Es una situación de criticismo frente a alguien que muchas veces tiene una posición de superioridad con respecto al parrhesiastés. El parrhesiastés viene “de abajo” y les habla a los “de arriba”. Es por eso que en la antigua Grecia, un maestro o un padre no podían ser parrhesiastés, pero sí lo eran un filósofo que criticaba a un tirano, un ciudadano que criticaba a la mayoría o un alumno que criticaba a su maestro.
El uso de parrhesía implica que el enunciador conoce su status. Un esclavo o alguien que no participa de la vida política no es usualmente un parrhesiastés. El enunciador debe ser un ciudadano que posee esas cualidades personales, morales y sociales que le garanticen la posibilidad de hablar. Claro que esta capacidad de hablar libremente que tienen los ciudadanos entra en riesgo cuando lo que se dice va en contra o amenaza lo que piensa la mayoría.
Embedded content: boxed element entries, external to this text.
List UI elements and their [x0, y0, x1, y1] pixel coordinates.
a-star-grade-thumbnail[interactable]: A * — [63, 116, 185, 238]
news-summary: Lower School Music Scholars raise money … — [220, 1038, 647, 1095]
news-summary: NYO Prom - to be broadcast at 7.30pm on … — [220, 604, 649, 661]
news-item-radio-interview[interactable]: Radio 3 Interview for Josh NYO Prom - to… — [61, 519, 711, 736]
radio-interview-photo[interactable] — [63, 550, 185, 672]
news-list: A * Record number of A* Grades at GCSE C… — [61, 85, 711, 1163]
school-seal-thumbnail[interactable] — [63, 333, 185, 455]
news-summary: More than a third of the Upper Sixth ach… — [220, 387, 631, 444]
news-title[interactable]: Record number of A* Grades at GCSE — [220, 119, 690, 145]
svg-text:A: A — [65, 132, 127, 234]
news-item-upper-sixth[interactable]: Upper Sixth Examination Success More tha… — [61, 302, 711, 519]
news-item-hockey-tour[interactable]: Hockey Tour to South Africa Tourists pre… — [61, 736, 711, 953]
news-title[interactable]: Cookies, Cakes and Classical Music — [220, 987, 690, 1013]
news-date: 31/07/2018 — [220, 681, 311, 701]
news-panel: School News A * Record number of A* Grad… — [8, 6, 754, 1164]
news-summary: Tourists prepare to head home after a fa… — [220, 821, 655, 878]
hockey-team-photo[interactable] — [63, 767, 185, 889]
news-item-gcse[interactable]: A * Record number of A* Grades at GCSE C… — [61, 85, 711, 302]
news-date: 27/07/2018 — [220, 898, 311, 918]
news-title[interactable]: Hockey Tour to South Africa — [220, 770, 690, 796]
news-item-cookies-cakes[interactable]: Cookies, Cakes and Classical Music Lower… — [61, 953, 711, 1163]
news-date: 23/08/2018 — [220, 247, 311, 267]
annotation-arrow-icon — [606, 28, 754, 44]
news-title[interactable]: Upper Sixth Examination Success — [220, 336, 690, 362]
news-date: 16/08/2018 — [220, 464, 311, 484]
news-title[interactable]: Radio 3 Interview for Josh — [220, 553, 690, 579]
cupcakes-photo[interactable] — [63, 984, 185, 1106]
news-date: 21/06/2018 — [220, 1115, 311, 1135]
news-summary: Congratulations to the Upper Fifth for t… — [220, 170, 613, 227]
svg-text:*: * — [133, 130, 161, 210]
Son conocidas las leyes atenienses que enviaban al exilio al que proponía algo contrario a la mayoría. En este caso el contexto institucional nos lleva a distinguir entre la parrhesía en democracia de otras, como la parrhesía en monarquía en la cual el consejero le da al soberano un consejo honesto y eficaz.-
Parrhesía y deber
La última característica de la parrhesía es ésta: decir la verdad es considerado un deber. El orador que dice la verdad a alguien que puede no aceptarla, que puede ser mandado al exilio o castigado, es libre de guardar silencio. Nada lo fuerza a hablar pero él siente el deber de hacerlo. No es un caso de parrhesía cuando un criminal es forzado a confesar su crimen. La parrhesía está relacionada con la libertad y el deber.
En resumen, parrhesía es una clase de actividad verbal en la cual el que habla tiene una relación especial con la verdad a través de la franqueza, una cierta relación con su vida en cuanto al peligro, una cierta relación con otras personas a través del criticismo y una cierta relación con la ley moral a través de la libertad y el deber. Más precisamente, la parrhesía es una actividad en la cual un hablante expresa su relación personal con la verdad y pone en riesgo su vida porque reconoce que decir la verdad es un deber para ayudar a otras personas. En parrhesía el que habla usa su libertad y elige la franqueza en vez de la persuasión, la verdad en vez de la falsedad o el silencio, el riesgo de vida en lugar de la seguridad, el criticismo en lugar de la adulación, el deber moral en vez del interés personal o la apatía. Esa es en general el sentido positivo de esta palabra en todos los textos griegos entre el siglo IV y el V A.C.